An opportunity lost: What Catholics actually wanted to hear at Mass last weekend

Posted on Jan 31, 2017

Cardinal Vincent Nichols of Westminster, England, greets children after celebrating Mass. (CNS photo/Mohammed Saber, EPA)

by Eloise Blondiau, America, the Jesuit Review | January 31, 2017

Last week was a momentous week in U.S. politics. President Trump signed several executive orders pertaining to immigration and refugees, and tens of thousands of people around the country gathered to protest these measures. Plus, on Friday, the annual March for Life took place in Washington, D.C., with a sitting vice president addressing the crowd for the first time.

We asked America readers if these current events were discussed during Mass on Sunday Jan. 29.

The overwhelming response to the survey was that these political issues were not discussed at all by homilists and congregants were left wanting. Eighty percent of poll respondents agreed that not enough was done in their parishes to address the ongoing political upheaval.

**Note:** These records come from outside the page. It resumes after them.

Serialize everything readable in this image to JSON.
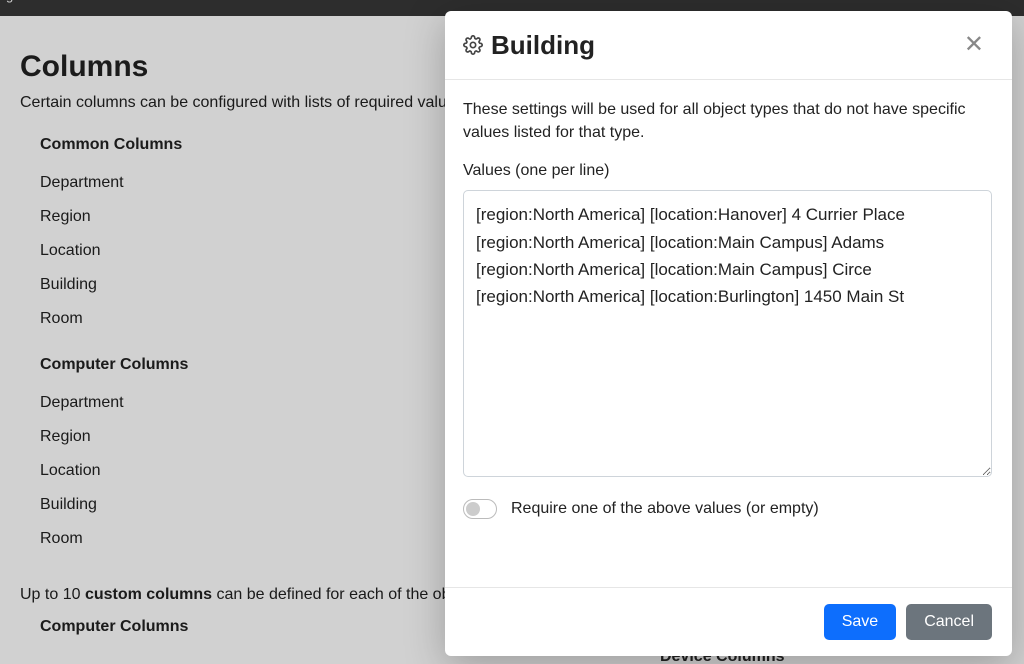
{
  "topbar": {
    "fragment": "gs"
  },
  "page": {
    "title": "Columns",
    "description": "Certain columns can be configured with lists of required values.",
    "common_title": "Common Columns",
    "common_items": [
      "Department",
      "Region",
      "Location",
      "Building",
      "Room"
    ],
    "computer_title": "Computer Columns",
    "computer_items": [
      "Department",
      "Region",
      "Location",
      "Building",
      "Room"
    ],
    "custom_note_prefix": "Up to 10 ",
    "custom_note_bold": "custom columns",
    "custom_note_suffix": " can be defined for each of the object types.",
    "computer_title2": "Computer Columns",
    "device_title2": "Device Columns"
  },
  "modal": {
    "title": "Building",
    "description": "These settings will be used for all object types that do not have specific values listed for that type.",
    "values_label": "Values (one per line)",
    "values_text": "[region:North America] [location:Hanover] 4 Currier Place\n[region:North America] [location:Main Campus] Adams\n[region:North America] [location:Main Campus] Circe\n[region:North America] [location:Burlington] 1450 Main St",
    "toggle_label": "Require one of the above values (or empty)",
    "toggle_on": false,
    "save_label": "Save",
    "cancel_label": "Cancel",
    "gear_icon": "gear-icon",
    "close_icon": "close-icon"
  }
}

Meanwhile only 1 percent wrote that current events were given too much consideration during Mass.


Of the dissatisfied majority, many respondents mentioned that their parish priests were capable of thoughtful homilies, but wished that these homilies spoke more directly to their practical lives. Joshua L. from Kirkland, Wash., expressed disappointment that immigration and the refugee crisis were not discussed. “Don’t get me wrong, our parish priest is an excellent homilist, but I was frustrated that the opportunity to affirm our faith in the face of injustice was lost.” Elizabeth Reed from Costa Mesa, Ca., reiterated this point in the context of her own parish’s demographics: “We have a somewhat divided parish as the church family is composed of a very large immigrant population and the parish school is predominantly Caucasian and upper middle class…. I think yesterday was a missed opportunity for connection.”

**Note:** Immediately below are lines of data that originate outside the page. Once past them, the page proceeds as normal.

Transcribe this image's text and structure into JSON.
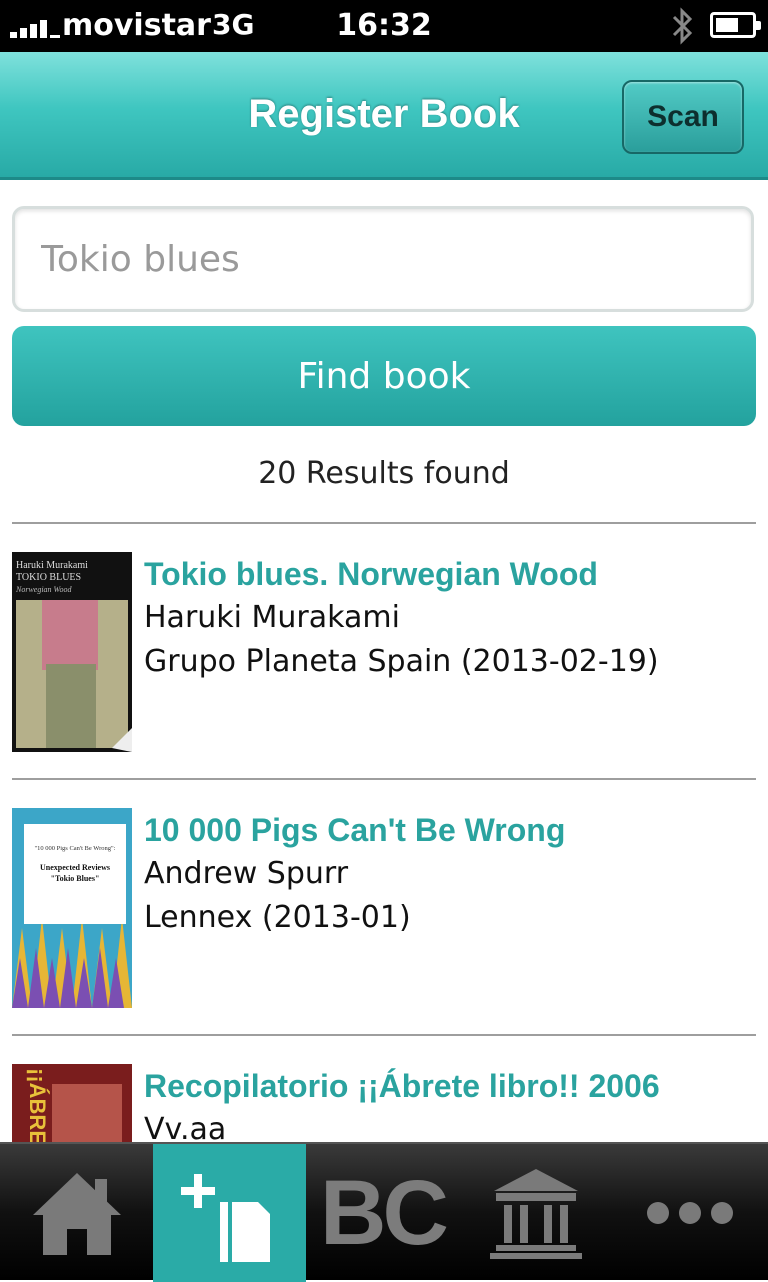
{
  "status_bar": {
    "carrier": "movistar",
    "network": "3G",
    "time": "16:32"
  },
  "nav": {
    "title": "Register Book",
    "scan_label": "Scan"
  },
  "search": {
    "value": "Tokio blues",
    "button_label": "Find book",
    "results_text": "20 Results found"
  },
  "books": [
    {
      "title": "Tokio blues. Norwegian Wood",
      "author": "Haruki Murakami",
      "publisher": "Grupo Planeta Spain (2013-02-19)",
      "cover_text": [
        "Haruki Murakami",
        "TOKIO BLUES",
        "Norwegian Wood"
      ]
    },
    {
      "title": "10 000 Pigs Can't Be Wrong",
      "author": "Andrew Spurr",
      "publisher": "Lennex (2013-01)",
      "cover_text": [
        "\"10 000 Pigs Can't Be Wrong\":",
        "Unexpected Reviews",
        "\"Tokio Blues\""
      ]
    },
    {
      "title": "Recopilatorio ¡¡Ábrete libro!! 2006",
      "author": "Vv.aa",
      "publisher": "",
      "cover_text": [
        "¡¡ÁBRETE"
      ]
    }
  ],
  "tabs": [
    {
      "icon": "home-icon",
      "active": false
    },
    {
      "icon": "add-book-icon",
      "active": true
    },
    {
      "icon": "bc-icon",
      "label": "BC",
      "active": false
    },
    {
      "icon": "library-icon",
      "active": false
    },
    {
      "icon": "more-icon",
      "active": false
    }
  ],
  "colors": {
    "accent": "#2aa39f",
    "nav_top": "#7fe1dc",
    "nav_bottom": "#28aaa6",
    "tabbar": "#000000"
  }
}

Also from California, Mayra Torres is a Catholic undocumented immigrant who experienced the devastating impact of this missed opportunity first hand. She wrote to us about how the silence of her parish is contributing to divisions in her community. “I feel alienated from my church, and I feel threatened by the present administration…. As a catequista I am questioning whether I should be serving and teaching my faith. I feel abandoned, not by God but by church leaders.”

This sense of abandonment was not felt in all parishes. At 20 percent, a low but not inconsiderable number of readers felt their parish adequately addressed current events during Mass. An anonymous reader from Washington, D.C., described a Mass that spoke directly to pro-life commitments and to the executive orders on immigration and refugees: “Our parish prayed in a special way for a refugee family that we are sponsoring… Our prayers of the faithful included a prayer that we uphold the dignity of all human life, including the elderly, the unborn, refugees, and immigrants. I am proud to be part of a parish that demonstrates its commitment to minister to those at the margins.”

Talking about politics is always a fraught matter, perhaps especially from the pulpit. Many homilists are, as they should be, wary of expressing partisan opinions and dividing communities with too much political talk. But this much is clear: silence is not conducive to solidarity, either.